ANOVA is often used in medical research to simultaneously assess the effectiveness of several treatments for a given condition. One such study looked at different treatments for dandruff. The treatments were 1% pyrithione zinc shampoo (PyrI), the same shampoo but with instructions to shampoo two times (PyrII), 2% ketoconazole shampoo (Keto), and a placebo shampoo (Placebo). Subjects were randomized to each group, and initially each group had 112 volunteers, except the placebo group which was only assigned 28. Each volunteer was examined for dandruff flakes before and after six weeks of treatment. Dandruff flaking was measured on a scale from 0 to 80. Initially, there were no significant differences between the groups. During the clinical trial, 3 dropped out from the PyrII group and 6 from the Keto group. No patients dropped out of the other two groups.

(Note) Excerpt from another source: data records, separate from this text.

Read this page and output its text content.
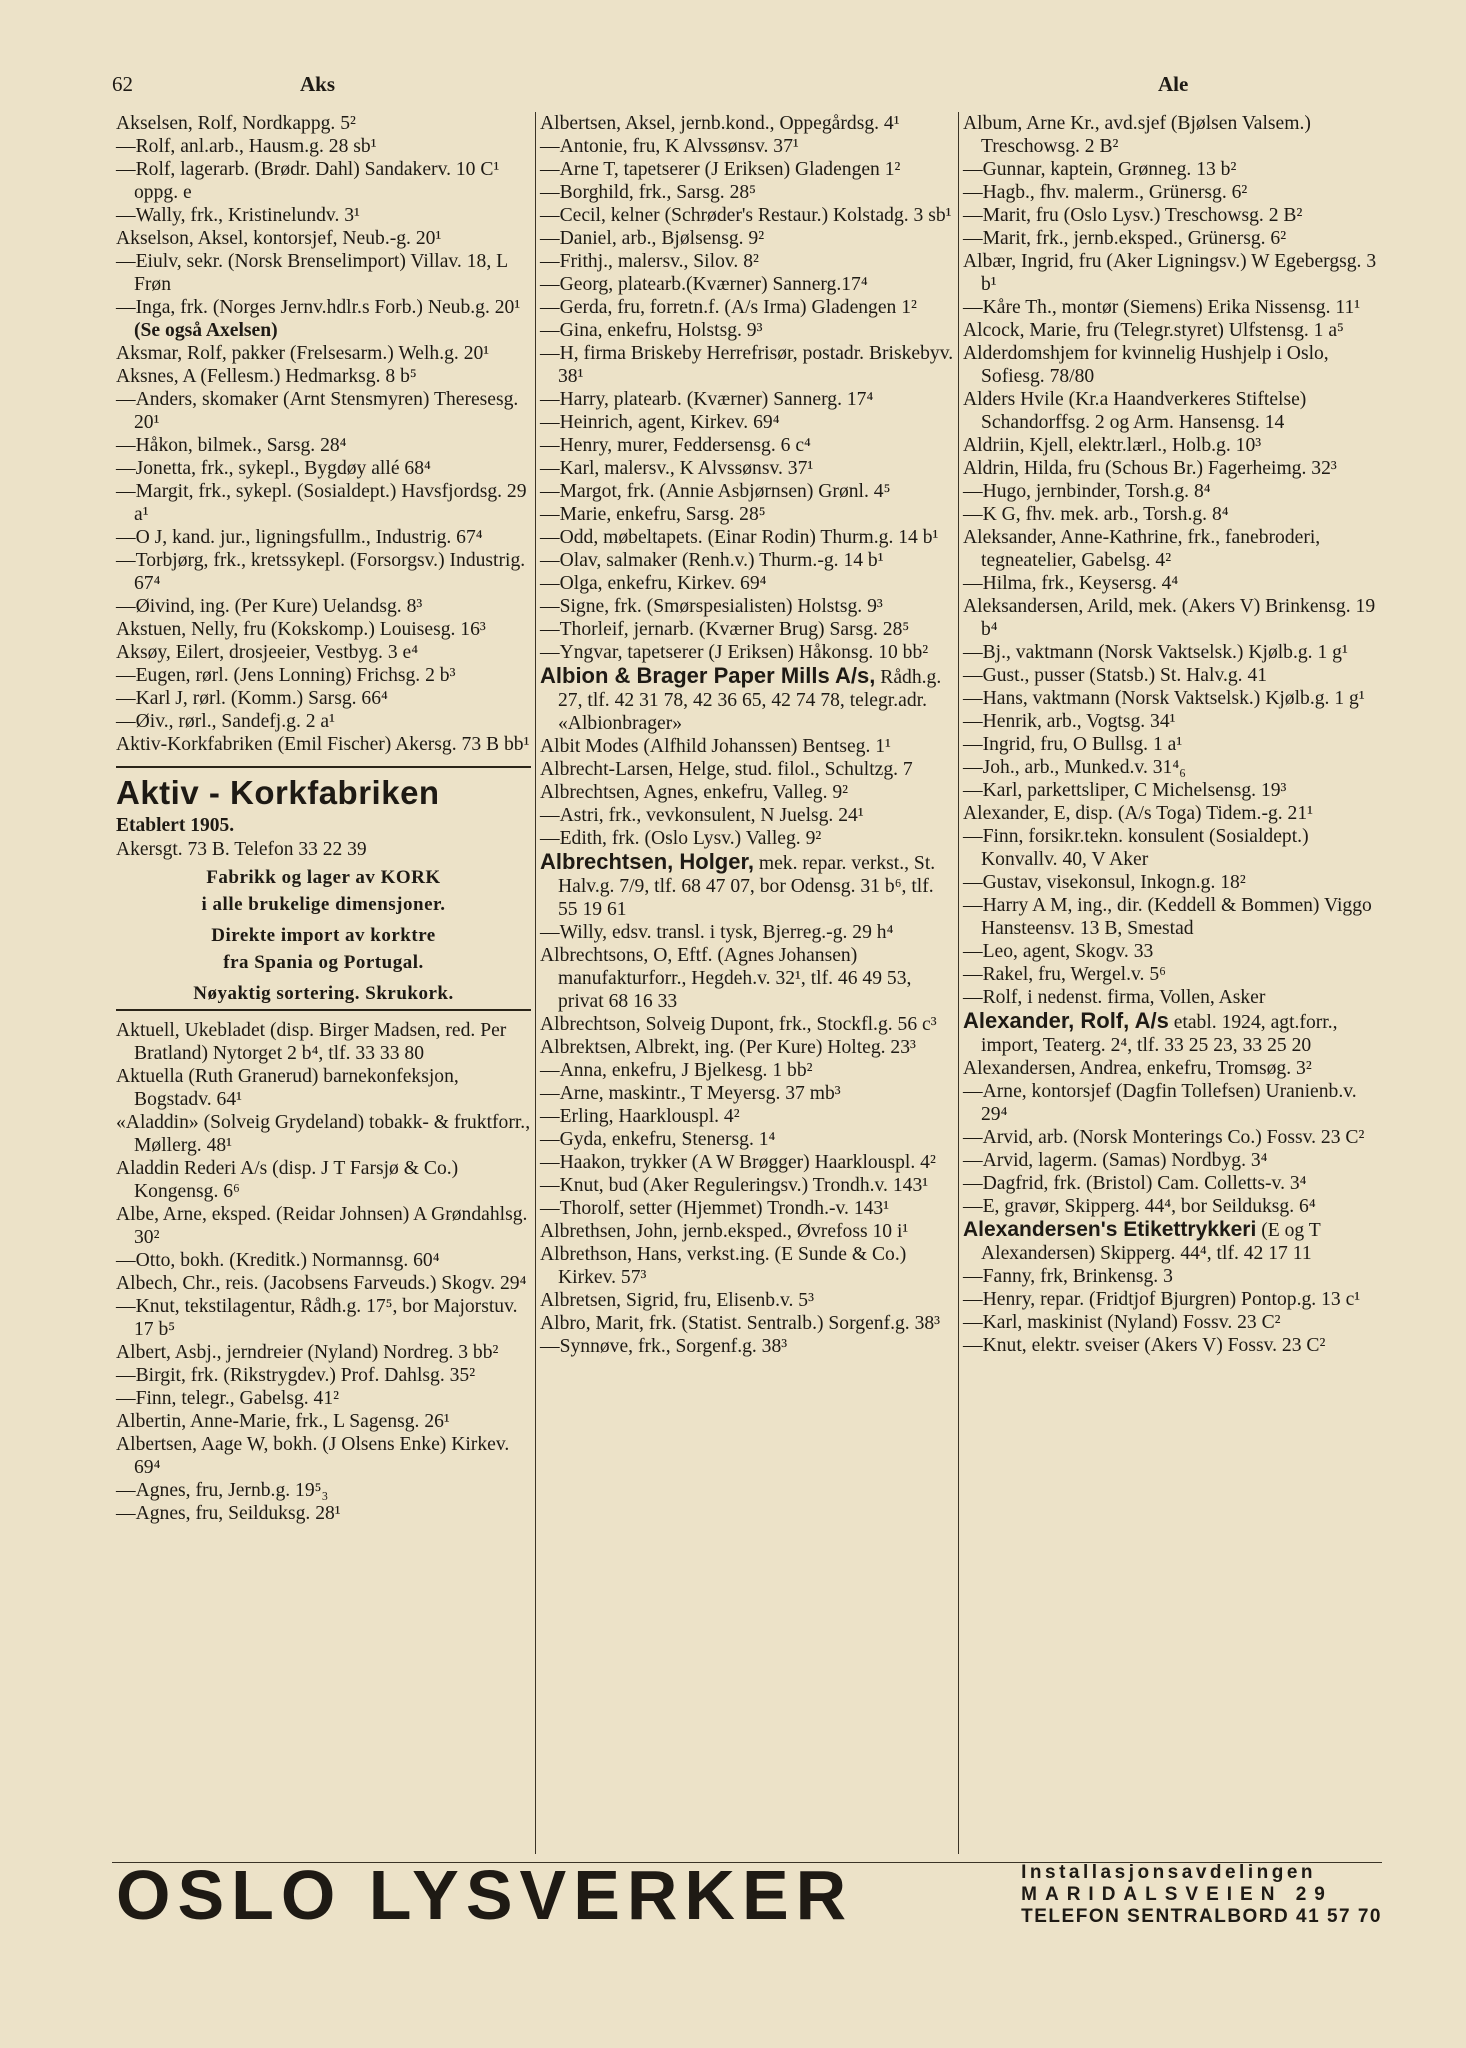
62	Aks	Ale

Akselsen, Rolf, Nordkappg. 5²

—Rolf, anl.arb., Hausm.g. 28 sb¹

—Rolf, lagerarb. (Brødr. Dahl) Sandakerv. 10 C¹ oppg. e

—Wally, frk., Kristinelundv. 3¹

Akselson, Aksel, kontorsjef, Neub.-g. 20¹

—Eiulv, sekr. (Norsk Brenselimport) Villav. 18, L Frøn

—Inga, frk. (Norges Jernv.hdlr.s Forb.) Neub.g. 20¹

(Se også Axelsen)

Aksmar, Rolf, pakker (Frelsesarm.) Welh.g. 20¹

Aksnes, A (Fellesm.) Hedmarksg. 8 b⁵

—Anders, skomaker (Arnt Stensmyren) Theresesg. 20¹

—Håkon, bilmek., Sarsg. 28⁴

—Jonetta, frk., sykepl., Bygdøy allé 68⁴

—Margit, frk., sykepl. (Sosialdept.) Havsfjordsg. 29 a¹

—O J, kand. jur., ligningsfullm., Industrig. 67⁴

—Torbjørg, frk., kretssykepl. (Forsorgsv.) Industrig. 67⁴

—Øivind, ing. (Per Kure) Uelandsg. 8³

Akstuen, Nelly, fru (Kokskomp.) Louisesg. 16³

Aksøy, Eilert, drosjeeier, Vestbyg. 3 e⁴

—Eugen, rørl. (Jens Lonning) Frichsg. 2 b³

—Karl J, rørl. (Komm.) Sarsg. 66⁴

—Øiv., rørl., Sandefj.g. 2 a¹

Aktiv-Korkfabriken (Emil Fischer) Akersg. 73 B bb¹

Aktiv - Korkfabriken

Etablert 1905.

Akersgt. 73 B. Telefon 33 22 39

Fabrikk og lager av KORK

i alle brukelige dimensjoner.

Direkte import av korktre

fra Spania og Portugal.

Nøyaktig sortering. Skrukork.

Aktuell, Ukebladet (disp. Birger Madsen, red. Per Bratland) Nytorget 2 b⁴, tlf. 33 33 80

Aktuella (Ruth Granerud) barnekonfeksjon, Bogstadv. 64¹

«Aladdin» (Solveig Grydeland) tobakk- & fruktforr., Møllerg. 48¹

Aladdin Rederi A/s (disp. J T Farsjø & Co.) Kongensg. 6⁶

Albe, Arne, eksped. (Reidar Johnsen) A Grøndahlsg. 30²

—Otto, bokh. (Kreditk.) Normannsg. 60⁴

Albech, Chr., reis. (Jacobsens Farveuds.) Skogv. 29⁴

—Knut, tekstilagentur, Rådh.g. 17⁵, bor Majorstuv. 17 b⁵

Albert, Asbj., jerndreier (Nyland) Nordreg. 3 bb²

—Birgit, frk. (Rikstrygdev.) Prof. Dahlsg. 35²

—Finn, telegr., Gabelsg. 41²

Albertin, Anne-Marie, frk., L Sagensg. 26¹

Albertsen, Aage W, bokh. (J Olsens Enke) Kirkev. 69⁴

—Agnes, fru, Jernb.g. 19⁵₃

—Agnes, fru, Seilduksg. 28¹

Albertsen, Aksel, jernb.kond., Oppegårdsg. 4¹

—Antonie, fru, K Alvssønsv. 37¹

—Arne T, tapetserer (J Eriksen) Gladengen 1²

—Borghild, frk., Sarsg. 28⁵

—Cecil, kelner (Schrøder's Restaur.) Kolstadg. 3 sb¹

—Daniel, arb., Bjølsensg. 9²

—Frithj., malersv., Silov. 8²

—Georg, platearb.(Kværner) Sannerg.17⁴

—Gerda, fru, forretn.f. (A/s Irma) Gladengen 1²

—Gina, enkefru, Holstsg. 9³

—H, firma Briskeby Herrefrisør, postadr. Briskebyv. 38¹

—Harry, platearb. (Kværner) Sannerg. 17⁴

—Heinrich, agent, Kirkev. 69⁴

—Henry, murer, Feddersensg. 6 c⁴

—Karl, malersv., K Alvssønsv. 37¹

—Margot, frk. (Annie Asbjørnsen) Grønl. 4⁵

—Marie, enkefru, Sarsg. 28⁵

—Odd, møbeltapets. (Einar Rodin) Thurm.g. 14 b¹

—Olav, salmaker (Renh.v.) Thurm.-g. 14 b¹

—Olga, enkefru, Kirkev. 69⁴

—Signe, frk. (Smørspesialisten) Holstsg. 9³

—Thorleif, jernarb. (Kværner Brug) Sarsg. 28⁵

—Yngvar, tapetserer (J Eriksen) Håkonsg. 10 bb²

Albion & Brager Paper Mills A/s, Rådh.g. 27, tlf. 42 31 78, 42 36 65, 42 74 78, telegr.adr. «Albionbrager»

Albit Modes (Alfhild Johanssen) Bentseg. 1¹

Albrecht-Larsen, Helge, stud. filol., Schultzg. 7

Albrechtsen, Agnes, enkefru, Valleg. 9²

—Astri, frk., vevkonsulent, N Juelsg. 24¹

—Edith, frk. (Oslo Lysv.) Valleg. 9²

Albrechtsen, Holger, mek. repar. verkst., St. Halv.g. 7/9, tlf. 68 47 07, bor Odensg. 31 b⁶, tlf. 55 19 61

—Willy, edsv. transl. i tysk, Bjerreg.-g. 29 h⁴

Albrechtsons, O, Eftf. (Agnes Johansen) manufakturforr., Hegdeh.v. 32¹, tlf. 46 49 53, privat 68 16 33

Albrechtson, Solveig Dupont, frk., Stockfl.g. 56 c³

Albrektsen, Albrekt, ing. (Per Kure) Holteg. 23³

—Anna, enkefru, J Bjelkesg. 1 bb²

—Arne, maskintr., T Meyersg. 37 mb³

—Erling, Haarklouspl. 4²

—Gyda, enkefru, Stenersg. 1⁴

—Haakon, trykker (A W Brøgger) Haarklouspl. 4²

—Knut, bud (Aker Reguleringsv.) Trondh.v. 143¹

—Thorolf, setter (Hjemmet) Trondh.-v. 143¹

Albrethsen, John, jernb.eksped., Øvrefoss 10 i¹

Albrethson, Hans, verkst.ing. (E Sunde & Co.) Kirkev. 57³

Albretsen, Sigrid, fru, Elisenb.v. 5³

Albro, Marit, frk. (Statist. Sentralb.) Sorgenf.g. 38³

—Synnøve, frk., Sorgenf.g. 38³

Album, Arne Kr., avd.sjef (Bjølsen Valsem.) Treschowsg. 2 B²

—Gunnar, kaptein, Grønneg. 13 b²

—Hagb., fhv. malerm., Grünersg. 6²

—Marit, fru (Oslo Lysv.) Treschowsg. 2 B²

—Marit, frk., jernb.eksped., Grünersg. 6²

Albær, Ingrid, fru (Aker Ligningsv.) W Egebergsg. 3 b¹

—Kåre Th., montør (Siemens) Erika Nissensg. 11¹

Alcock, Marie, fru (Telegr.styret) Ulfstensg. 1 a⁵

Alderdomshjem for kvinnelig Hushjelp i Oslo, Sofiesg. 78/80

Alders Hvile (Kr.a Haandverkeres Stiftelse) Schandorffsg. 2 og Arm. Hansensg. 14

Aldriin, Kjell, elektr.lærl., Holb.g. 10³

Aldrin, Hilda, fru (Schous Br.) Fagerheimg. 32³

—Hugo, jernbinder, Torsh.g. 8⁴

—K G, fhv. mek. arb., Torsh.g. 8⁴

Aleksander, Anne-Kathrine, frk., fanebroderi, tegneatelier, Gabelsg. 4²

—Hilma, frk., Keysersg. 4⁴

Aleksandersen, Arild, mek. (Akers V) Brinkensg. 19 b⁴

—Bj., vaktmann (Norsk Vaktselsk.) Kjølb.g. 1 g¹

—Gust., pusser (Statsb.) St. Halv.g. 41

—Hans, vaktmann (Norsk Vaktselsk.) Kjølb.g. 1 g¹

—Henrik, arb., Vogtsg. 34¹

—Ingrid, fru, O Bullsg. 1 a¹

—Joh., arb., Munked.v. 31⁴₆

—Karl, parkettsliper, C Michelsensg. 19³

Alexander, E, disp. (A/s Toga) Tidem.-g. 21¹

—Finn, forsikr.tekn. konsulent (Sosialdept.) Konvallv. 40, V Aker

—Gustav, visekonsul, Inkogn.g. 18²

—Harry A M, ing., dir. (Keddell & Bommen) Viggo Hansteensv. 13 B, Smestad

—Leo, agent, Skogv. 33

—Rakel, fru, Wergel.v. 5⁶

—Rolf, i nedenst. firma, Vollen, Asker

Alexander, Rolf, A/s etabl. 1924, agt.forr., import, Teaterg. 2⁴, tlf. 33 25 23, 33 25 20

Alexandersen, Andrea, enkefru, Tromsøg. 3²

—Arne, kontorsjef (Dagfin Tollefsen) Uranienb.v. 29⁴

—Arvid, arb. (Norsk Monterings Co.) Fossv. 23 C²

—Arvid, lagerm. (Samas) Nordbyg. 3⁴

—Dagfrid, frk. (Bristol) Cam. Colletts-v. 3⁴

—E, gravør, Skipperg. 44⁴, bor Seilduksg. 6⁴

Alexandersen's Etikettrykkeri (E og T Alexandersen) Skipperg. 44⁴, tlf. 42 17 11

—Fanny, frk, Brinkensg. 3

—Henry, repar. (Fridtjof Bjurgren) Pontop.g. 13 c¹

—Karl, maskinist (Nyland) Fossv. 23 C²

—Knut, elektr. sveiser (Akers V) Fossv. 23 C²

OSLO LYSVERKER	Installasjonsavdelingen
MARIDALSVEIEN 29
TELEFON SENTRALBORD 41 57 70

Below is a summary of the final results for each group:
## N Mean SD
## Keto 106 16.02830 0.9305149
## Placebo 28 29.39286 1.5948827
## PyrI 112 17.39286 1.1418110
## PyrII 109 17.20183 1.3524999The data can be found here:
dandruff = read.csv("http://people.hsc.edu/faculty-staff/blins/classes/spring18/math222/data/dandruff.txt")Last time we looked at this data, we make a confidence interval for the contrast between the Ketoconazole shampoo vs. the two Pyrithione Zinc shampoo options. An alternative follow-up would be to make confidence intervals for the pairwise differences between the average flaking levels with different shampoos. If you make more than one 95% confidence interval, then you cannot be 95% certain that all of your confidence intervals will be valid (contain the relevant parameter). To fix this problem, statisticians will often use the Bonferroni correction: To be confident at the \((1-\alpha)\)-level that all of your \(k\) confidence intervals are valid, you should aim for a \((1 - \alpha/k)\) significance level for each individual confidence interval.
Use the formula: \[\bar{x}_i - \bar{x}_j \pm t^{**} \sqrt{MSE \left( \frac{1}{N_i} + \frac{1}{N_j} \right)}\] to make confidence intervals for the three pairwise differences between the 3 shampoo options. Be sure to use the Bonferroni correction to find the correct \(t^*\) value to get 95% confidence.
An alternative to the Bonferroni method is Tukey’s Honest Significant Differences (HSD) which you can get using the R command: TukeyHSD(yourAOV, conf.level=0.95). The Tukey method is a little more complicated then the Bonferroni method, but it has a convenient R command and it is a little less conservative while still being accurate.